Well quite frankly "Mojang" you're just data. And  a new name without a face, personality and tracking info. so, far as I'm concerned, odds are higher you're a fraud too.  

I'd never make an offer to data.


----------



## CWCMAN (May 28, 2015)

I smelled a rat early. It was bogus from the get go.

I bet no known caber will step up and say that in fact, they purchased the bike or parts....


----------



## Mojang (May 28, 2015)

I sure didn't mean to ruffle any feathers here . clunkers or Klunker's is a nick name for beach cruiser bikes or balloon tire bikes coined by guys like Gary Fisher , Tom Ritchey and Joe breeze , the guys who invented the " mountain bike " . As much as the bikes are old and cool and valuable there just not of interest to me .  I only came here for help in the value of what I wanted to sell . As it stands I got some low offers and some great offers and I got some help from some very decent guys , And during the whole process I managed to make some deals. I say Fantastic , Apparently Jeff see's things differently . As much as I'm glad to have been here last night I don't think It's the social hotspot for me.    There sure is a big difference in the overall attitude compared to last evening . So what exactly do you need or want from me Jeff ? my phone number ? Email verification ? drivers license ? Or just your general approval to be here ? Sorry Jeff if I don't meet your approval I'm just A quiet senior who likes to be mostly private. Also Jeffrey if anyone got scammed you will hear all about it I'm sure .Thanks again all


----------



## Jeff54 (May 28, 2015)

Mojang said:


> I sure didn't mean to ruffle any feathers here . clunkers or Klunker's is a nick name for beach cruiser bikes or balloon tire bikes coined by guys like Gary Fisher , Tom Ritchey and Joe breeze , the guys who invented the " mountain bike " . As much as the bikes are old and cool and valuable there just not of interest to me .  I only came here for help in the value of what I wanted to sell . As it stands I got some low offers and some great offers and I got some help from some very decent guys , And during the whole process I managed to make some deals. I say Fantastic , Apparently Jeff see's things differently . As much as I'm glad to have been here last night I don't think It's the social hotspot for me.    There sure is a big difference in the overall attitude compared to last evening . So what exactly do you need or want from me Jeff ? my phone number ? Email verification ? drivers license ? Or just your general approval to be here ? Sorry Jeff if I don't meet your approval I'm just A quiet senior who likes to be mostly private. Also Jeffrey if anyone got scammed you will hear all about it I'm sure .Thanks again all





 Mr. Mis. Data, the reality of this world, even when you was a young pup is, scams are perpetrated all of the time..

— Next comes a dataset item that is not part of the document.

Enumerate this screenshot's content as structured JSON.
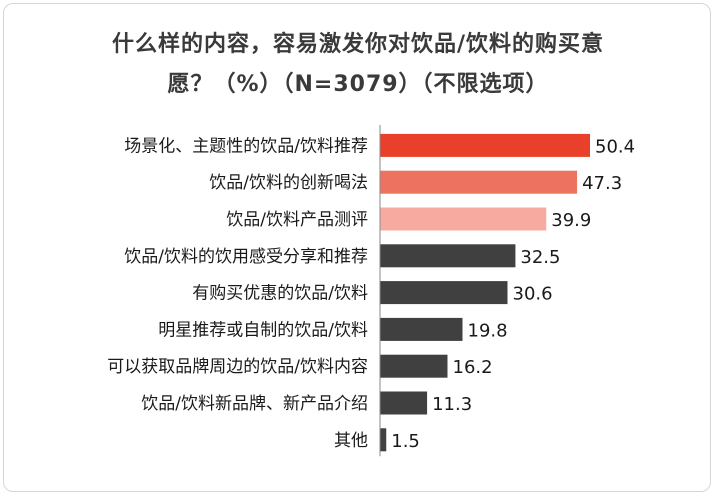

and in today's data world, sites like this, all collector sites get regular visitations by fly-by-night scams..



nobody needs to be 'old' to know this, it's a fact of man kind, civilization. . 

So, anybody who deals with a newbie "Data" is taking a big risk..


----------



## Rust_Trader (May 28, 2015)

Clap,clap,clap. Good job guys!!! You sure know how to welcome a newbie... Smh


----------



## VintageSchwinn.com (May 28, 2015)

If that was a legit person trying to sell a couple bikes, that was kind of a lame runoff IMO.


----------